ROMA L'omicida di Chiara Poggi «doveva conoscere bene non solo la vittima ma anche la sua abitazione, e se questo non conduce necessariamente ad Alberto Stasi, è anche vero che dagli atti non risulta ci fossero molte altre persone sotto Ferragosto a Garlasco e soprattutto che avessero un movente». È uno dei passaggi fondamentali della requisitoria del sostituto procuratore generale Roberto Aniello pronunciata in Cassazione nel processo apertosi ieri sul caso di Garlasco.
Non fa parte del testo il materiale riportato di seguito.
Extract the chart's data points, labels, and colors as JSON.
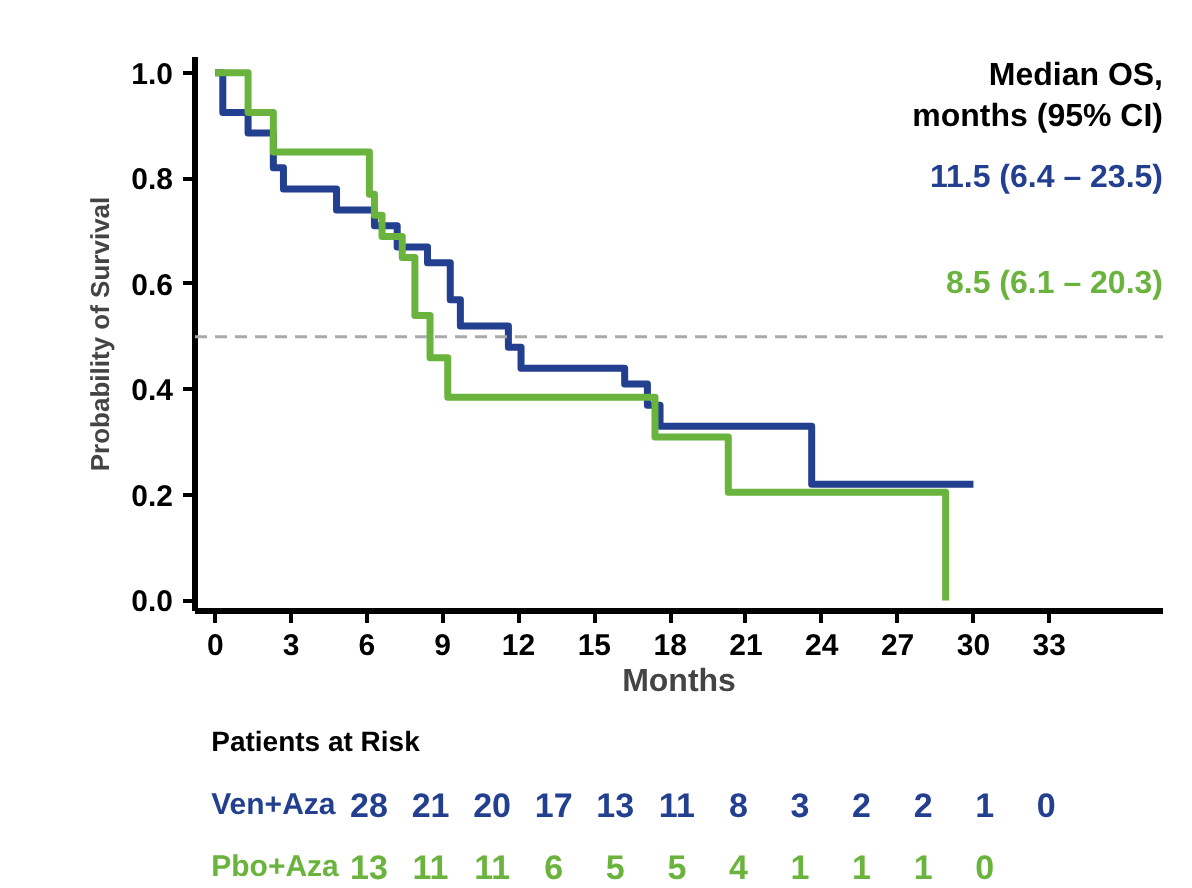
{
  "chart_data": {
    "type": "step",
    "xlabel": "Months",
    "ylabel": "Probability of Survival",
    "xlim": [
      -0.8,
      37.5
    ],
    "ylim": [
      -0.02,
      1.03
    ],
    "xticks": [
      0,
      3,
      6,
      9,
      12,
      15,
      18,
      21,
      24,
      27,
      30,
      33
    ],
    "yticks": [
      {
        "value": 0,
        "label": "0.0"
      },
      {
        "value": 0.2,
        "label": "0.2"
      },
      {
        "value": 0.4,
        "label": "0.4"
      },
      {
        "value": 0.6,
        "label": "0.6"
      },
      {
        "value": 0.8,
        "label": "0.8"
      },
      {
        "value": 1,
        "label": "1.0"
      }
    ],
    "grid": false,
    "marker": "none",
    "line_style": "solid",
    "series": [
      {
        "name": "Ven+Aza",
        "color": "#233f8f",
        "x": [
          0,
          0.3,
          1.3,
          2.3,
          2.7,
          4.8,
          6.3,
          7.2,
          8.4,
          9.3,
          9.7,
          11.6,
          12.1,
          16.2,
          17.1,
          17.6,
          23.6,
          30
        ],
        "values": [
          1.0,
          0.925,
          0.886,
          0.82,
          0.78,
          0.74,
          0.71,
          0.67,
          0.64,
          0.57,
          0.52,
          0.48,
          0.44,
          0.41,
          0.37,
          0.33,
          0.22,
          0.22
        ]
      },
      {
        "name": "Pbo+Aza",
        "color": "#6ab43e",
        "x": [
          0,
          1.3,
          2.3,
          6.1,
          6.3,
          6.6,
          7.4,
          7.9,
          8.5,
          9.2,
          17.4,
          20.3,
          28.9
        ],
        "values": [
          1.0,
          0.925,
          0.85,
          0.77,
          0.73,
          0.69,
          0.65,
          0.54,
          0.46,
          0.385,
          0.31,
          0.205,
          0.0
        ]
      }
    ],
    "ref_lines": [
      {
        "axis": "y",
        "value": 0.5,
        "color": "#aaaaaa",
        "line_style": "dashed"
      }
    ],
    "annotations": [
      "Median OS,\nmonths (95% CI)",
      "11.5 (6.4 – 23.5)",
      "8.5 (6.1 – 20.3)",
      "Patients at Risk",
      "28 21 20 17 13 11 8 3 2 2 1 0",
      "13 11 11 6 5 5 4 1 1 1 0"
    ]
  }
}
Un passaggio che, secondo l'accusa, rappresenta «un indizio grave e preciso di cui i giudici di merito hanno fatto una illogica svalutazione». E anche su questa base che poggia la richiesta avanzata in aula di annullare la sentenza di assoluzione emessa in secondo grado e di disporre un nuovo processo. Alberto Stasi era in aula, accanto ai suoi difensori, ed ha preso spesso appunti durante l'intervento del rappresentante dell' accusa. «Non parlo», si è limitato a dire ai giornalisti quando lo hanno avvicinato. Ora saranno i giudici della Suprema Corte - il dispositivo della sentenza sarà reso noto oggi alle ore 10 - a stabilire se l'impianto delle assoluzioni disposte su Alberto Stasi in primo grado e in appello sono valide o meno. Ma intanto ieri in aula il sostituto procuratore generale ha calcato la mano ripercorrendo le tappe fondamentali della vicenda e ripetendo più volte il termine «illogicità». «Se c'è un caso - ha detto - in cui le sentenze di merito palesano illogicità, lacune e incongruenze è proprio questo. Per l'avvocato del ragazzo, Angelo Giarda, «nessun giudice ha identificato gravi indizi di colpevolezza contro Stasi nei sei anni di procedimento». Secondo il legale «se qualcosa non ha funzionato è lo sforzo investigativo disposto dall'ufficio dei pubblici ministeri che si sono ostinati solo su Stasi».